Showing papers by "Tracy W. Nelson published in 2013"

Microstructure and mechanical properties of hard zone in friction stir welded X80 pipeline steel relative to different heat input

Abstract: The study was conducted to investigate the microstructure and mechanical properties of the hard zone in friction stir welded X80 pipeline steel at different heat inputs. Microstructural analysis of the welds was carried out using optical microscopy, transmission electron microscopy, and microhardness. Heat input during friction stir welding process had a significant influence on the microstructure and mechanical properties in the hard zone along the advancing side of the weld nugget. Based on the results, the linear relationships between heat input and post-weld microstructures and mechanical properties in the hard zone of friction stir welded X80 steels were established. It can be concluded that with decrease in heat input the bainitic structure in the hard zone becomes finer and so hard zone strength increases.

On the selection of constitutive laws used in modeling friction stir welding

Abstract: Discrepancies in friction stir welding model predictions for temperature, strain, and strain rate may be due to material, process parameters, boundary conditions, heat transfer properties, or constitutive laws. The focus of this work is to investigate the effect of the constitutive law on friction stir welding model predictions. This paper provides a description of constitutive laws with their uses and limitations to facilitate the selection of an appropriate constitutive law for a given modeling objective. None of the path-independent constitutive laws evaluated in this paper has been validated over the full range of strain, strain rate, and temperature in friction stir welding. Holding all parameters other than constitutive law constant in a friction stir weld model for AA 5083 resulted in temperature differences of up to 21%. Varying locations for maximum temperature difference indicate that the constitutive laws resulted in different temperature profiles. Peak strains and strain rates predicted vary by up to 130% and 166%, respectively. Predicted flow stress profiles are also affected by the choice of constitutive law.

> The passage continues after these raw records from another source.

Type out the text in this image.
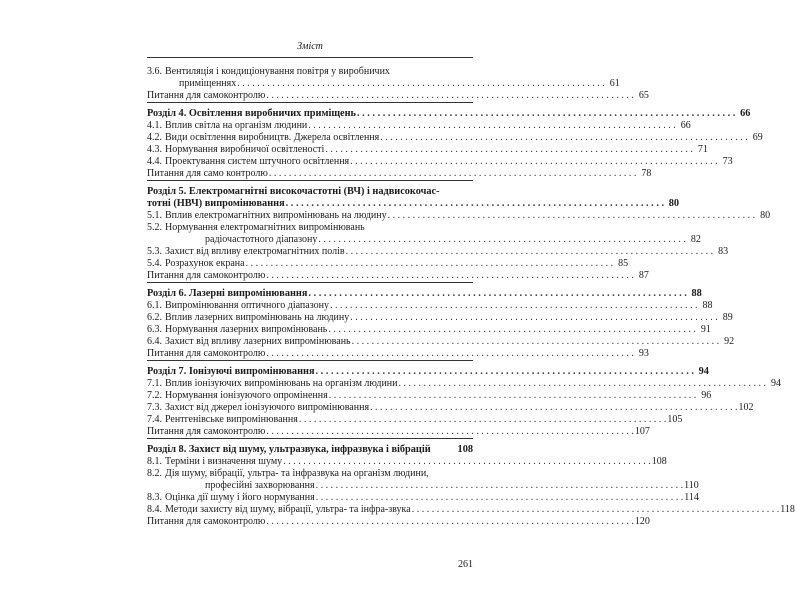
Зміст
3.6. Вентиляція і кондиціонування повітря у виробничих
приміщеннях . . .	61
Питання для самоконтролю . . .	65
Розділ 4. Освітлення виробничих приміщень . . .	66
4.1. Вплив світла на організм людини . . .	66
4.2. Види освітлення виробництв. Джерела освітлення . . .	69
4.3. Нормування виробничої освітленості . . .	71
4.4. Проектування систем штучного освітлення . . .	73
Питання для само контролю . . .	78
Розділ 5. Електромагнітні високочастотні (ВЧ) і надвисокочас-
тотні (НВЧ) випромінювання . . .	80
5.1. Вплив електромагнітних випромінювань на людину . . .	80
5.2. Нормування електромагнітних випромінювань
радіочастотного діапазону . . .	82
5.3. Захист від впливу електромагнітних полів . . .	83
5.4. Розрахунок екрана . . .	85
Питання для самоконтролю . . .	87
Розділ 6. Лазерні випромінювання . . .	88
6.1. Випромінювання оптичного діапазону . . .	88
6.2. Вплив лазерних випромінювань на людину . . .	89
6.3. Нормування лазерних випромінювань . . .	91
6.4. Захист від впливу лазерних випромінювань . . .	92
Питання для самоконтролю . . .	93
Розділ 7. Іонізуючі випромінювання . . .	94
7.1. Вплив іонізуючих випромінювань на організм людини . . .	94
7.2. Нормування іонізуючого опромінення . . .	96
7.3. Захист від джерел іонізуючого випромінювання . . .	102
7.4. Рентгенівське випромінювання . . .	105
Питання для самоконтролю . . .	107
Розділ 8. Захист від шуму, ультразвука, інфразвука і вібрацій	108
8.1. Терміни і визначення шуму . . .	108
8.2. Дія шуму, вібрації, ультра- та інфразвука на організм людини,
професійні захворювання . . .	110
8.3. Оцінка дії шуму і його нормування . . .	114
8.4. Методи захисту від шуму, вібрації, ультра- та інфра-звука . . .	118
Питання для самоконтролю . . .	120
261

Analysis of variant selection in friction‐stir‐processed high‐strength low‐alloy steels

Abstract: Variant selection in friction-stir-welded high-strength low-alloy steels has been studied using the electron backscatter diffraction and prior austenite (PA) reconstruction techniques described in previous papers. A hypothesis for variant selection has been proposed based on grain-boundary interfacial energy and misorientation. This study focuses on austenite 〈111〉 boundaries with a two-dimensional approach. Results indicate that variant selection is strongly dependent on misorientation. Certain PA misorientations produce combinations of variants that minimize the interfacial energies between a ferrite nucleus and a neighboring austenite grain, and between adjoining ferrite nuclei along the boundary between two PA grains. PA grains that exhibit a 60° 〈111〉 misorientation between them satisfy both these conditions for a combination of variants. These PA boundaries exhibit strong variant selection. As a result, the density of these boundary types influences the overall variant selection. Additionally, variant selection is more prevalent in small PA grains (<150 µm), which is probably a result of limited intragranular nucleation. Nearly all variants are present in larger PA grains.

Material Flow during Friction Stir Welding of HSLA 65 Steel

Abstract: Material flow during friction stir welding of HSLA-65 steel was investigated by crystallographic texture analysis. During the welding process, the steel deforms primarily by local shear deformation in the austenite phase and then transforms upon cooling. Texture data from three weld specimens were compared to theoretical textures calculated using ideal Euler angles for shear in face centered cubic (FCC) structures transformed by the Kurdjumov–Sacks (KS) relationship. These theoretical textures show similarities to the experimental textures. Texture data from the weld specimens revealed a rotation of the shear direction corresponding to the tangent of the weld tool on both the area directly under the weld tool shoulder and weld cross sections. In addition, texture data showed that while the shear plane of the area under the weld tool shoulder remained constant, the shear plane of the weld cross sections is influenced by the weld tool pin.